Mattes‘ Nachwuchsforschungsgruppe beschäftigt sich mit dem regionalen Energiewandel. Neben der Arbeit an einem theoretischen Konzept, das den Energiewandel besser verstehen helfen soll, analysiert das Team sechs Regionen in Deutschland, die ihre Aktivitäten im Windenergiesektor ausbauen. Dieser Übergang – im Fachjargon Transition – ist nicht nur eine technologische Umstellung, sondern auch ein sozialer Prozess. Das Augenmerk der Forscher liegt besonders auf der Interaktion der beteiligten Akteure: „Wir schauen uns an, wie die Beteiligten die entscheidenden Prozesse miteinander aushandeln, welches Selbstverständnis sie dabei entwickeln und welche Lernprozesse sie durchlaufen“, erklärt Mattes. Die Soziologin berücksichtigt wissenschaftliche, industrielle, politische und administrative Akteure, aber auch die betroffenen Bürger.

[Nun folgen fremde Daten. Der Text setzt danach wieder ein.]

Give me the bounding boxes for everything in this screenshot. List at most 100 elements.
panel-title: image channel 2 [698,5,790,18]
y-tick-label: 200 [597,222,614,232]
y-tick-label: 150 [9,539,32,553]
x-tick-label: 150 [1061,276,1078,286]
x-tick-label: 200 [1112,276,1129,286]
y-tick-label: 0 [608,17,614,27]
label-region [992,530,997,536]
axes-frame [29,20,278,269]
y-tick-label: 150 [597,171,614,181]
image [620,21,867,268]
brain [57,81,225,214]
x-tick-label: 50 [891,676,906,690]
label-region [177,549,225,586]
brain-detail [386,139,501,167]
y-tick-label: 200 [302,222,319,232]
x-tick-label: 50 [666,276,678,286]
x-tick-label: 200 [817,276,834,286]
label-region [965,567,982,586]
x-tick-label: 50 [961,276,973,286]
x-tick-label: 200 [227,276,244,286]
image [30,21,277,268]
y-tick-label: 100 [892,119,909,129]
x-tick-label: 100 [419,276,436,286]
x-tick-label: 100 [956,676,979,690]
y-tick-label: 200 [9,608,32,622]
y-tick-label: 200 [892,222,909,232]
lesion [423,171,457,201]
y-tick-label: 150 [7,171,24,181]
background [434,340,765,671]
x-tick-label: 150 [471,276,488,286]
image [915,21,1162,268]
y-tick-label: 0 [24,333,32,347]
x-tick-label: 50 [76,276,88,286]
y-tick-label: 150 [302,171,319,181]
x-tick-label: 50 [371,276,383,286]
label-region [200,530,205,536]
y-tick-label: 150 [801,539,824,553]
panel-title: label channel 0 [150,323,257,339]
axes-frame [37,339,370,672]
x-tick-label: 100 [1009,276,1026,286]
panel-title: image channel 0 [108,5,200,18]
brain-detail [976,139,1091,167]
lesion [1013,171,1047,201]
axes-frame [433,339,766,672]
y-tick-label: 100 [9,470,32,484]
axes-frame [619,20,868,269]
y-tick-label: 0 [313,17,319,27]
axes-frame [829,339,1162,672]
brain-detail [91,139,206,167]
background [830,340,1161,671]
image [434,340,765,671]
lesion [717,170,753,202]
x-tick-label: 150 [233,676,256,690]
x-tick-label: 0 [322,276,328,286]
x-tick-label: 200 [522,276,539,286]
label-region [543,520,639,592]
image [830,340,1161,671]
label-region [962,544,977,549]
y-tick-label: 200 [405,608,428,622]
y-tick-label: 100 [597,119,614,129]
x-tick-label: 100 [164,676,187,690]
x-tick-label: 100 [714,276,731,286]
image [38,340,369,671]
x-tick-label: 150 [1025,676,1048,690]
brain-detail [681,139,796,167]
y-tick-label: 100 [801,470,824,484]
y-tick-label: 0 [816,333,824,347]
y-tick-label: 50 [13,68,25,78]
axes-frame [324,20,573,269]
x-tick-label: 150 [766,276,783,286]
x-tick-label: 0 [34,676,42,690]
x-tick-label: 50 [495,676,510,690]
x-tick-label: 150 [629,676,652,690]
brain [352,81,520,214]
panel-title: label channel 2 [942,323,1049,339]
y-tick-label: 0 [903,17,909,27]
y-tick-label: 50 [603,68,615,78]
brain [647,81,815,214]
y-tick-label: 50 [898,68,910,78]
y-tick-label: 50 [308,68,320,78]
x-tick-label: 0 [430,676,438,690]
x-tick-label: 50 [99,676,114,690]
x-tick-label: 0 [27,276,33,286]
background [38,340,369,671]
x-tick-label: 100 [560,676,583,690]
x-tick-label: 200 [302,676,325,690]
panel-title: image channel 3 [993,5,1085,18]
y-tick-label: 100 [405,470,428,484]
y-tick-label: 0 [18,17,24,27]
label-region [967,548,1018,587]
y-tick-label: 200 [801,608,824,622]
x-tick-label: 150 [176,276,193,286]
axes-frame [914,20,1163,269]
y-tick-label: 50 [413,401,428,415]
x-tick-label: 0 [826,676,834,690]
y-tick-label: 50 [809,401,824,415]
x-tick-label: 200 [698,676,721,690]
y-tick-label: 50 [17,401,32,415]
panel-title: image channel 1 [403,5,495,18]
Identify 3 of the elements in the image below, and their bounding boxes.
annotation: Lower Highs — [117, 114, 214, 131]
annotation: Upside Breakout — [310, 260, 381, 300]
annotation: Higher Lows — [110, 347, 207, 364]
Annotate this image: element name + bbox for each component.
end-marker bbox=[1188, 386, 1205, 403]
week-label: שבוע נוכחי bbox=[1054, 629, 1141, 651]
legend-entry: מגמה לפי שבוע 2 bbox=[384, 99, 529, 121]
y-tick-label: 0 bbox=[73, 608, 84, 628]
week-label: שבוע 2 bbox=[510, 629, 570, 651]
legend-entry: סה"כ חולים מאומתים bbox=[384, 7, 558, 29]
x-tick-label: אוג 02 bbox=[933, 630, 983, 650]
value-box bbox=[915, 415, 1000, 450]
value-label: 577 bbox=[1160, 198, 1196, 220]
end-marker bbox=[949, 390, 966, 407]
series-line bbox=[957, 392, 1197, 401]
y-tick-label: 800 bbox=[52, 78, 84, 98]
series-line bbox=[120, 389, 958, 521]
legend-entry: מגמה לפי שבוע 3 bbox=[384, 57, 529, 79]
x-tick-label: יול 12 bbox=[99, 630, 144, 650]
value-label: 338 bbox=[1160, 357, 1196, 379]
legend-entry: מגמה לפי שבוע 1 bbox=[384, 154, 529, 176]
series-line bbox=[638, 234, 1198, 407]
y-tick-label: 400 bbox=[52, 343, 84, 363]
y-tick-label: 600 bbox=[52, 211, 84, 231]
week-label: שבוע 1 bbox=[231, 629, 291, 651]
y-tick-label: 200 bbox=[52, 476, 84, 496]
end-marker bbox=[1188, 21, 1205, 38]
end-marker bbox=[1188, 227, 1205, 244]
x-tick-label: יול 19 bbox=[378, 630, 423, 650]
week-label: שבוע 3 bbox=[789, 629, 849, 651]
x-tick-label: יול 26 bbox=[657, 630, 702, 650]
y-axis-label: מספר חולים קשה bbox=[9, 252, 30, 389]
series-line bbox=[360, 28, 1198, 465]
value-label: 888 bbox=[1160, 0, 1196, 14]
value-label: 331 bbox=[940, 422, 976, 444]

Das Vorhaben setzt auf qualitative empirische Forschung: Die Wissenschaftler werden in jeder Region Experteninterviews führen. Sie erhoffen sich davon einen wissenschaftlichen, aber auch einen anwendungsorientierten Nutzen. Mattes: „Zunächst einmal ist das Ziel, die konzeptionelle Debatte in der Transitionsforschung empirisch zu unterfüttern. Außerdem wollen wir unsere Erkenntnisse den Gestaltern des Energiewandels zur Verfügung stellen und so einen praktischen Beitrag zu dessen Realisierung leisten.“

Jannika Mattes ist seit 2011 Juniorprofessorin für die Soziologie europäischer Gesellschaften an der Universität Oldenburg. Sie studierte Europäische Wirtschaft an der Universität Bamberg und kam 2007 als Wissenschaftliche Mitarbeiterin an die Universität Oldenburg. Hier promovierte sie 2010. Im Oktober 2017 erhielt Jannika Mattes den „Preis für exzellente Forschung“ der Universitätsgesellschaft Oldenburg (UGO).